Par ailleurs, le nucléaire, compte tenu des risques qu'il présente pour la santé et l'environnement et au vu des conséquences majeures d'un accident, aussi faible que soit sa probabilité de survenance, doit faire l'objet d'un contrôle aussi rigoureux que régulier. Il est vrai que le système français de contrôle de la sûreté nucléaire a apporté les preuves de son efficacité dans la mesure où aucun incident majeur132(*) n'est survenu sur le territoire français depuis les débuts de l'exploitation du parc nucléaire. Ce système de contrôle a d'ailleurs vu son indépendance renforcé avec l'adoption de la loi TSN qui a conféré à l'Autorité de sûreté nucléaire (ASN) le statut d'autorité administrative indépendante. Enfin, le suivi de la sûreté des centrales nucléaires est extrêmement rigoureux. Même si elles sont conçues pour fonctionner pendant quarante ans, les autorisations ne sont accordées que par période décennale. Au-delà de contrôles réguliers et inopinés, l'Autorité effectue, à l'issue de chaque période décennale et pour tout réacteur, une revue générale de sûreté. Dans ce cadre, l'ASN renouvelle les autorisations au regard des dernières exigences de sûreté, pratique qui, à titre d'exemple, diffère considérablement aux Etats-Unis où l'autorité de sûreté133(*) délivre une autorisation de 40 années, renouvelable pour une période de 20 ans et qui ne fait pas évoluer ses standards de sûreté au cours de la période. Reste que l'existence d'un système de contrôle, aussi performant soit-il, ne saurait conduire à négliger les objections tenant à l'acceptabilité sociale d'une technologie qui, bien que maîtrisée, présente un certain nombre de risques.

Un élément, d'importance, est cependant de nature à, si ce n'est atténuer, à tout le moins tempérer ces craintes : le système français de gestion du nucléaire confie à un acteur public unique, EDF, le soin de gérer et d'exploiter la totalité des centrales, ce qui est un gage de maîtrise publique de cette filière et permet, de surcroît, une exploitation performante. A cet égard, votre mission d'information tient à réaffirmer avec force son attachement à cette organisation. Pour cette raison, elle considère qu'EDF n'est pas une entreprise comme une autre, ce qui justifie pleinement le fait que l'Etat détienne une très large majorité de son capital social.

* 128 Loi n° 2006-686 du 13 juin 2006 relative à la transparence et à la sécurité en matière nucléaire (loi TSN).

* 129 Lois n° 91-1381 du 30 décembre 1991 relative aux recherches sur la gestion des déchets radioactifs et n° 2006-739 du 28 juin 2006 de programme relative à la gestion durable des matières et déchets radioactifs.

* 130 Séparation-transmutation/stockage en couche géologique profonde/conditionnement et entreposage en surface.

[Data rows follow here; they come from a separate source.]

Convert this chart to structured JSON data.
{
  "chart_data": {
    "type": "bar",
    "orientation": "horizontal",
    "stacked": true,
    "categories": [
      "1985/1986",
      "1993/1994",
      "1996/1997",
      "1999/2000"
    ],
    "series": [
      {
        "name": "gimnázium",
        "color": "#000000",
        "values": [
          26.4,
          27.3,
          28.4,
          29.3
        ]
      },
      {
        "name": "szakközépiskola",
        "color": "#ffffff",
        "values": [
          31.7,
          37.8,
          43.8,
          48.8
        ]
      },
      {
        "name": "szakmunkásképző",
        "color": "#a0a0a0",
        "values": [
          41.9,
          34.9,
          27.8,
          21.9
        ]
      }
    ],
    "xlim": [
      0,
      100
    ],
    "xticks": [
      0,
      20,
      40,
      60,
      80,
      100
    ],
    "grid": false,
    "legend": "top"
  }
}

* 131 Audition du 11 avril 2007.

* 132 Deux événements ont été classés au niveau 3 de l'échelle INES (qui compte sept niveaux), l'un en 1981 survenu à La Hague et l'autre, en 2002, lors d'un transport de matières radioactives entre la Suède et la France, et un seul accident a été classé au niveau 4 (en 1980 avec l'endommagement du coeur de réacteur A1 de Saint-Laurent).

* 133 Nuclear Regulatory Commission (NRC).